Multiwavelength study of extreme variability in LEDA 1154204: A changing-look event in a type 1.9 Seyfert

TL;DR

This study presents a detailed three-year multiwavelength follow-up of a changing-look event in the Seyfert galaxy LEDA 1154204, revealing spectral and flux variability linked to a disk instability in the accretion flow.

Contribution

It provides the first comprehensive multiwavelength observational analysis of a changing-look event triggered by a disk instability in a Seyfert galaxy.

Findings

Optical spectra showed a broad double-peaked Hβ emission and increased flux during the flare.

X-ray spectrum remained stable despite large flux variations, indicating no significant spectral change.
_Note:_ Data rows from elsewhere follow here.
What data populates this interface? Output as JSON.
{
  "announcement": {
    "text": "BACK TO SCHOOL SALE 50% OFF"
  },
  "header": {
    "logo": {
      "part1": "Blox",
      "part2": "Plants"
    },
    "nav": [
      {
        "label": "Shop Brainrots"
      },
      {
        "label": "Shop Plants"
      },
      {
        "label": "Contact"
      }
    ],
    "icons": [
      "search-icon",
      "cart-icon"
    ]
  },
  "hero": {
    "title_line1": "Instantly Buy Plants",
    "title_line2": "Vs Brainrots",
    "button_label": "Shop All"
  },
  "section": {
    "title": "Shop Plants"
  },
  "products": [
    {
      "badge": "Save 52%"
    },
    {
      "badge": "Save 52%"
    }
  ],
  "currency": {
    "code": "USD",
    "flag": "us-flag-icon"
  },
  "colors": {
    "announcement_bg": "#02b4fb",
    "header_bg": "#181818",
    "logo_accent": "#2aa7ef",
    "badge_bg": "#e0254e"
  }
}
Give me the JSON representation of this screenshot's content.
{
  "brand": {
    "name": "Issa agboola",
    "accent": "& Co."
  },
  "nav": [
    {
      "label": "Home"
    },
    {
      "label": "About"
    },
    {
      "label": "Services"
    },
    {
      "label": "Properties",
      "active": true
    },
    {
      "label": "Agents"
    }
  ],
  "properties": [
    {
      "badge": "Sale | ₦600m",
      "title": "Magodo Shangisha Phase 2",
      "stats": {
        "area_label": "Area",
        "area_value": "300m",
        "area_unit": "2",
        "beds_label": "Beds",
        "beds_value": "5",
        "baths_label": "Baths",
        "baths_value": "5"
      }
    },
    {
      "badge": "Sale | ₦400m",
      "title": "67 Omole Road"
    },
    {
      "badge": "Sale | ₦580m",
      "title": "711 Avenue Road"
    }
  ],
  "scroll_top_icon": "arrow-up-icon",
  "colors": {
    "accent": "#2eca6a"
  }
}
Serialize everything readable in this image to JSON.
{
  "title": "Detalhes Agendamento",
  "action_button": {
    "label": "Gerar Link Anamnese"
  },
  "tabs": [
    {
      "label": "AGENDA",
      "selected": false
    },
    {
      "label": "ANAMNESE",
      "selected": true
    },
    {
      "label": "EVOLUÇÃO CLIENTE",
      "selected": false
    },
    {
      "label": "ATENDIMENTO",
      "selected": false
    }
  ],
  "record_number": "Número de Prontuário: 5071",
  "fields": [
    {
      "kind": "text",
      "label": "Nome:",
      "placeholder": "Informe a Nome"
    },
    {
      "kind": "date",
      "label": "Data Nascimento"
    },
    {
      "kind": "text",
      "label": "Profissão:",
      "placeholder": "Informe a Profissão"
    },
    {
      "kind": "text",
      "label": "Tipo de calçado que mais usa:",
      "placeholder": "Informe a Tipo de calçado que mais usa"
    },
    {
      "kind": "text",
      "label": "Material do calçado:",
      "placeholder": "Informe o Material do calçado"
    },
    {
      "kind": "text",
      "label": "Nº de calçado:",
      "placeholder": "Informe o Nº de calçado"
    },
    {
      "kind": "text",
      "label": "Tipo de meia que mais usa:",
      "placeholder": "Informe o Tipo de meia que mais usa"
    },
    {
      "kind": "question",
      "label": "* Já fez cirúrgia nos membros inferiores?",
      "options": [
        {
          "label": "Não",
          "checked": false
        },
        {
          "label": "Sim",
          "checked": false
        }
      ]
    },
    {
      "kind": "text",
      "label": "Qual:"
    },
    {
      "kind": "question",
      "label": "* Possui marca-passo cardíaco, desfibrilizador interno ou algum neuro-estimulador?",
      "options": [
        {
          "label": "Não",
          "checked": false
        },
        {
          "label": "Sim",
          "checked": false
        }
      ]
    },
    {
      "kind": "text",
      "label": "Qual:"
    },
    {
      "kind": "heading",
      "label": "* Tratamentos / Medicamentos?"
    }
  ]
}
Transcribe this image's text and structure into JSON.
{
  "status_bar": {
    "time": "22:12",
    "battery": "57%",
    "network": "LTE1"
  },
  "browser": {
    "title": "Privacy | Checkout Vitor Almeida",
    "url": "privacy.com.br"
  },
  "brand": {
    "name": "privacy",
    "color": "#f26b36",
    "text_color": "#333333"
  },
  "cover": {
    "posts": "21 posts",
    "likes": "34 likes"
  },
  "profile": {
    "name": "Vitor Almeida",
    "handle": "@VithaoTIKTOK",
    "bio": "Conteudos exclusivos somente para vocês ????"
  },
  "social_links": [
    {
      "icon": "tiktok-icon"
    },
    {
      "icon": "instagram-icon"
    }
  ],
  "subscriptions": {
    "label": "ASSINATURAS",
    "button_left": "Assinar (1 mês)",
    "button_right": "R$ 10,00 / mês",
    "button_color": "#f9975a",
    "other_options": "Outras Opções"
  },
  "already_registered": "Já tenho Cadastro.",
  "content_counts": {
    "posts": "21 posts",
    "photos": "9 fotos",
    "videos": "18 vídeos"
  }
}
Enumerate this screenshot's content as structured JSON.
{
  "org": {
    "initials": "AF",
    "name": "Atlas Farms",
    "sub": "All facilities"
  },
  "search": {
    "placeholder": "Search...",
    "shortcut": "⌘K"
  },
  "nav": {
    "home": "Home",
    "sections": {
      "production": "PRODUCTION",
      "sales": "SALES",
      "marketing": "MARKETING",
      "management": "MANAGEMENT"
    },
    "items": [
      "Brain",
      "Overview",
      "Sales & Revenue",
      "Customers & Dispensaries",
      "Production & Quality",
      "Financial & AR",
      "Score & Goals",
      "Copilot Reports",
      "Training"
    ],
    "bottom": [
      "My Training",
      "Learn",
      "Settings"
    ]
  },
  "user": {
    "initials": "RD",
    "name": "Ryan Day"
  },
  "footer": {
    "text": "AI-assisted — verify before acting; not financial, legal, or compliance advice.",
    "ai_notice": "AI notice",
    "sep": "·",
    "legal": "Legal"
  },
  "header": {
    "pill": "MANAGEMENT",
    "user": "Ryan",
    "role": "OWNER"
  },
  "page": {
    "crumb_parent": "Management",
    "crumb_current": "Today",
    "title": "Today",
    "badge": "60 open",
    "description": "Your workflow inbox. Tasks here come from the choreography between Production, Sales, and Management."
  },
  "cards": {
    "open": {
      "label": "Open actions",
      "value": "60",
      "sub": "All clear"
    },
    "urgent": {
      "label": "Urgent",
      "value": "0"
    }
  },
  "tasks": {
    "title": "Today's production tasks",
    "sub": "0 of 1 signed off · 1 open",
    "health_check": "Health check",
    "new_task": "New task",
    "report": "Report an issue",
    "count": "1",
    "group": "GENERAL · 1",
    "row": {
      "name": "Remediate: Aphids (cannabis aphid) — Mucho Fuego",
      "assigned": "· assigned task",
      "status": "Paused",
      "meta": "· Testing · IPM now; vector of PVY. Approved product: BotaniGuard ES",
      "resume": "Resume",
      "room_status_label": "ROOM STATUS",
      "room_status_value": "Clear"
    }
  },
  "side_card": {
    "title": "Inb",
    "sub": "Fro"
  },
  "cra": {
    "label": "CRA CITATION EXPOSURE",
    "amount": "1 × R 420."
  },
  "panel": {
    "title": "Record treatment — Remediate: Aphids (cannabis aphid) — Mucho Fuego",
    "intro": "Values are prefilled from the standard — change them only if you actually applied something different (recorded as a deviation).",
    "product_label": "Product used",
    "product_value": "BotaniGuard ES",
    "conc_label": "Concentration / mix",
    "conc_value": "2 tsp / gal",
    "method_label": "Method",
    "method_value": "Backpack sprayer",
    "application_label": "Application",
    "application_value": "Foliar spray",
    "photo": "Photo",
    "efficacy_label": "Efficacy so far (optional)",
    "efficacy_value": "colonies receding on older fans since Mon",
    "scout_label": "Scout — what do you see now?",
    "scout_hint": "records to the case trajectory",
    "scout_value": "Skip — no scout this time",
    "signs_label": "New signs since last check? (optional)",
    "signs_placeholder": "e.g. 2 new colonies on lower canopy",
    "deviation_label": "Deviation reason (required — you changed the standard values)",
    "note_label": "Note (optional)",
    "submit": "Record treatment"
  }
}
The event was likely caused by a disk instability affecting the accretion flow and broad-line region.

Abstract

Context. Multiwavelength studies of transients in actively accreting supermassive black holes have revealed that large-amplitude variability is frequently linked to significant changes in the optical spectra -- a phenomenon known as changing-look AGN (CLAGN).} Aims. In 2020, the Zwicky Transient Facility detected a transient flaring event in the type 1.9 AGN LEDA 1154204, wherein brightness sharply increased by 0.55 mag in one month, then began to decay. Spectrum Roentgen Gamma (SRG)/eROSITA also observed the object as part of its all-sky X-ray surveys, after the flare had started decaying. Methods. We performed a three-year, multiwavelength follow-up campaign to track the source's spectral and temporal characteristics, during the post-flare fading. This campaign included optical spectroscopy, X-ray spectroscopy and photometry, and UV, optical, and IR continuum photometry. Results. Optical spectra taken near the flare peak revealed a broad double-peaked H$\beta$ emission and a blue continuum, both undetected in a 2005 archival spectrum; broad H$\beta$ had increased by a factor $>$5--6. Then, from late 2020 through 2023, broad Balmer line flux faded as the continuum faded, with Balmer decrement increasing by $\sim$2.2, consistent with the expected ionization response. The X-ray spectrum exhibits no significant spectral variability despite dramatic flux variation -- a factor of 17. There is no evidence of a soft X-ray excess, indicating an energetically unimportant warm corona. Conclusions. The transient event was likely triggered by a disk instability in a pre-existing AGN-like accretion flow, culminating in the observed multiwavelength variability -- X-rays via thermal Comptonization, BLR illumination, and IR dust echo -- and CLAGN event.